Proposals

Generate region proposals for input(using Selective Search)
Passing each region proposals into CNN for generating features map for each proposal
Train a SVM binary classifier for each category
Using bounding box regression to adjust predicted boxes

Module Design

system overview
R-CNN diagram
region proposals
It is quite easy for CNN to classify a image, but it's hard to locate a specific object within a image. One solution for this is to firstly generate a set of region proposals, and pass these proposals into CNN and classify each of these proposals, and finally output the region with highest score. So the problem here is how to generate proper proposals. Many algorithms have been designed, such as objectness, selective search, category-independent object proposals.

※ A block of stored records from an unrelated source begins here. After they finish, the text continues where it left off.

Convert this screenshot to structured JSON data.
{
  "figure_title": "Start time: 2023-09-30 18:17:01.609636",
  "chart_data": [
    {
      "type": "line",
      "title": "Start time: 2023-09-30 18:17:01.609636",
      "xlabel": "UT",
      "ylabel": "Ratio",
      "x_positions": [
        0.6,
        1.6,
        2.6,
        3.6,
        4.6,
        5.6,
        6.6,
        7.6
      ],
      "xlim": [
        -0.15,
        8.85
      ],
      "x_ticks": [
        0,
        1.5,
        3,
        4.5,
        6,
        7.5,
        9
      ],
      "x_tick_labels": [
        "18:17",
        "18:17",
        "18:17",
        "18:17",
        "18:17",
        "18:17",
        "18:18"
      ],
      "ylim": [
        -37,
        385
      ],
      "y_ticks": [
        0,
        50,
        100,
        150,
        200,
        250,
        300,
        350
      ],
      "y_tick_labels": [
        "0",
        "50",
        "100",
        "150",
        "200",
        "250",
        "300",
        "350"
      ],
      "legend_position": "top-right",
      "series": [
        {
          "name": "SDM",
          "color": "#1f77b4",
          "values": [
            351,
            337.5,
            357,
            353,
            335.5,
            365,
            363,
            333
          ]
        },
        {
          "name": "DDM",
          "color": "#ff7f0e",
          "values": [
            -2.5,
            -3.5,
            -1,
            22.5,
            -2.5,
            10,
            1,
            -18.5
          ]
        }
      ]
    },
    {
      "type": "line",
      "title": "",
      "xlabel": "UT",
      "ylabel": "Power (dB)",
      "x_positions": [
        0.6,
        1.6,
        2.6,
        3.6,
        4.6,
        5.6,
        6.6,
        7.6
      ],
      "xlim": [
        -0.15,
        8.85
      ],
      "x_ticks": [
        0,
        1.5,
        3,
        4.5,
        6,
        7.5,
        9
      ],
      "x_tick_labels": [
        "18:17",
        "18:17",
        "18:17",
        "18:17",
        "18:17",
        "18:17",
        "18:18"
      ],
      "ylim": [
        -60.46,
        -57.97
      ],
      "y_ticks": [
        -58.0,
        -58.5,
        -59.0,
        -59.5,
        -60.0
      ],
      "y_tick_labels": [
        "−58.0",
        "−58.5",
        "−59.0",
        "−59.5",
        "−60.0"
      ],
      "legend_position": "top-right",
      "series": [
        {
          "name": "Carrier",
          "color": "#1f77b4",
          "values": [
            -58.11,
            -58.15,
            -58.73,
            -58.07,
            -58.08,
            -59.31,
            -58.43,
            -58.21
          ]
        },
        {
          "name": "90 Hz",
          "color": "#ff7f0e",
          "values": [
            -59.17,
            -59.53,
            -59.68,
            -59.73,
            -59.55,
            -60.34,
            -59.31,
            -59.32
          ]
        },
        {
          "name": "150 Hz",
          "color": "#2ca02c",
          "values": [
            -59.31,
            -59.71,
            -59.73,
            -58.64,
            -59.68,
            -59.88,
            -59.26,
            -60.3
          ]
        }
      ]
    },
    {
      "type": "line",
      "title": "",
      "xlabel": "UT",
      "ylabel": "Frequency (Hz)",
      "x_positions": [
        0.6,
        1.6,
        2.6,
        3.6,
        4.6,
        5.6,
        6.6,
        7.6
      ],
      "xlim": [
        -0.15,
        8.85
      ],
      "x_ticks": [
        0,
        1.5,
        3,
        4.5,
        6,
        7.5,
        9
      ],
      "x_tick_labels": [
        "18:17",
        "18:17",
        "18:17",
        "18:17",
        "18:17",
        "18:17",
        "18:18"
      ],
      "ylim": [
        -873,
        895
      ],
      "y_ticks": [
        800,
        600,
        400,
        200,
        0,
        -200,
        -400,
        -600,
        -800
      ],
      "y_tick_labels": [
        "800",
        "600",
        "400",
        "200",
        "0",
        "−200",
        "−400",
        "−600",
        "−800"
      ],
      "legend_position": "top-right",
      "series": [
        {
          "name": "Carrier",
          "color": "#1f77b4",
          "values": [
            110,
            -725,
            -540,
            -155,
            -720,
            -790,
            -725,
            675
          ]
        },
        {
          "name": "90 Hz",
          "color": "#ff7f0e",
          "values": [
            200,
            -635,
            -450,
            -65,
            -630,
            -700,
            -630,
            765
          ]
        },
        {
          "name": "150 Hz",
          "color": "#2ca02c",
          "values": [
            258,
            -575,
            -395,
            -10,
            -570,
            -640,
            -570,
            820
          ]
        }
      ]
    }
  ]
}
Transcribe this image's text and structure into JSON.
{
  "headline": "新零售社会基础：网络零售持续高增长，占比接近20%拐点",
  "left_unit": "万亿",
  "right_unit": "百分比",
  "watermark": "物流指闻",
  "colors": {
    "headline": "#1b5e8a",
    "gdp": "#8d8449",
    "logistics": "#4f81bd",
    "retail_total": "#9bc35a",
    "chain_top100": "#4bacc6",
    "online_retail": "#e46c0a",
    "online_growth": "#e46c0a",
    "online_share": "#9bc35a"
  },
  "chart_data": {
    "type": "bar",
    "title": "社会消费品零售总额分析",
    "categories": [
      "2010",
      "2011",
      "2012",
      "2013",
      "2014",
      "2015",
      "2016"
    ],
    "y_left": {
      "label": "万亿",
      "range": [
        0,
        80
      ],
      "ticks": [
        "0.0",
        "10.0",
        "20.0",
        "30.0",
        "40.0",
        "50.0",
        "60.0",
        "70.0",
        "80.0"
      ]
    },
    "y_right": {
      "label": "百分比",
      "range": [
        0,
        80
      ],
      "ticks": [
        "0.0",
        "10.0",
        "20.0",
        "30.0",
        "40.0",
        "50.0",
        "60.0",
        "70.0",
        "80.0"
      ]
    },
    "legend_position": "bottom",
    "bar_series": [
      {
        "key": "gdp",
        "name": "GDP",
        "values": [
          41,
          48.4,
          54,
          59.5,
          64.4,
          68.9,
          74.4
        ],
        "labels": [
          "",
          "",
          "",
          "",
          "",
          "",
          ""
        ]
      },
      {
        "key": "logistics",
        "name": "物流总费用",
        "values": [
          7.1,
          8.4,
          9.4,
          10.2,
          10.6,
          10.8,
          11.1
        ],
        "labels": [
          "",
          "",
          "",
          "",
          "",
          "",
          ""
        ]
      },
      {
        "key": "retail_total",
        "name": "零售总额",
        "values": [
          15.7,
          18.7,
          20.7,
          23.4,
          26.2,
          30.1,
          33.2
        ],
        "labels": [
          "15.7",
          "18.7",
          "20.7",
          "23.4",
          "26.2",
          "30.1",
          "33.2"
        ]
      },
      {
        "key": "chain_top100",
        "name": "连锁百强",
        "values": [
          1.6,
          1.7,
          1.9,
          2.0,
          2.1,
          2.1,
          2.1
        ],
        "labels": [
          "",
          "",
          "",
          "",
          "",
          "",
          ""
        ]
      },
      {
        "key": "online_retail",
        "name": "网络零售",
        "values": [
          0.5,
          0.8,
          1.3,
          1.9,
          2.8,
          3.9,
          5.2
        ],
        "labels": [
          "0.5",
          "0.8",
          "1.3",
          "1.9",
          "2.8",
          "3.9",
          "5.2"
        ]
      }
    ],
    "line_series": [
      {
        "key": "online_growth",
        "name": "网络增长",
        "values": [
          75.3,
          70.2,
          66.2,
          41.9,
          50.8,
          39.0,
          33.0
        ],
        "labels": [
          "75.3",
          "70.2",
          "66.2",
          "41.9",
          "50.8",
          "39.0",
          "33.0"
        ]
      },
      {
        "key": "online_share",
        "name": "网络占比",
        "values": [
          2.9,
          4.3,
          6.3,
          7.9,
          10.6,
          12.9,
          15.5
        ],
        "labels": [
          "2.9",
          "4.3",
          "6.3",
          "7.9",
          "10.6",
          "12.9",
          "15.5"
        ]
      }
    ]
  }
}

The method used in this paper is Selective Search. Selective Search will generate around 2000 region proposals per image.
feature extraction
After obtain a set of proposals, the proposals will be passed into CNN to generate 4096-dimensional feature vector for each proposal. All the proposals are warped to fit the input size of CNN, which might cause distortion(FAST R-CNN proposed RoI pooling layer to solve this problem)
SVM classification
The 4096-dimensional feature vector will be used by SVM to classify each proposal. For there will be C different SVMs for C different categories, each feature vector will by used for C times.(this cause the system takes a long time to output a result, instead FAST R-CNN removes the SVMpart and does classification within CNN model)

Training

Supervised pre-training

CNN model is first trained on ILSVRC 2012 with image-level annotations.

Fine-tuning

After pre-training, fine-tuning is done using PASCAL VOC dataset by replacing the final 1000-way classification layer by 21-way classification layer with one background layer. Generated region proposals are label positive if it has over 0.5 IoU overlap with the ground truth bounding box, and the rest of the proposals are labeled negative. Then the CNN is trained using SGD with batch size 128(96 background windows and 32 positive windows).

SVM training

A threshold is set to label feature vectors of region proposals. Regions with IoU ratio higher than the threshold are labeled positive, otherwise labeled negative. Threshold has to be properly set to achieve better mAP.

Bounding box regression

Some predicted box might cover the object partially, to achieve better coverage, bounding box regression is applied. Regression details will not be described here, the idea is to form a formulation between the predicted box coordinates and the ground truth box, and try to obtain a set of proper parameters for the equation.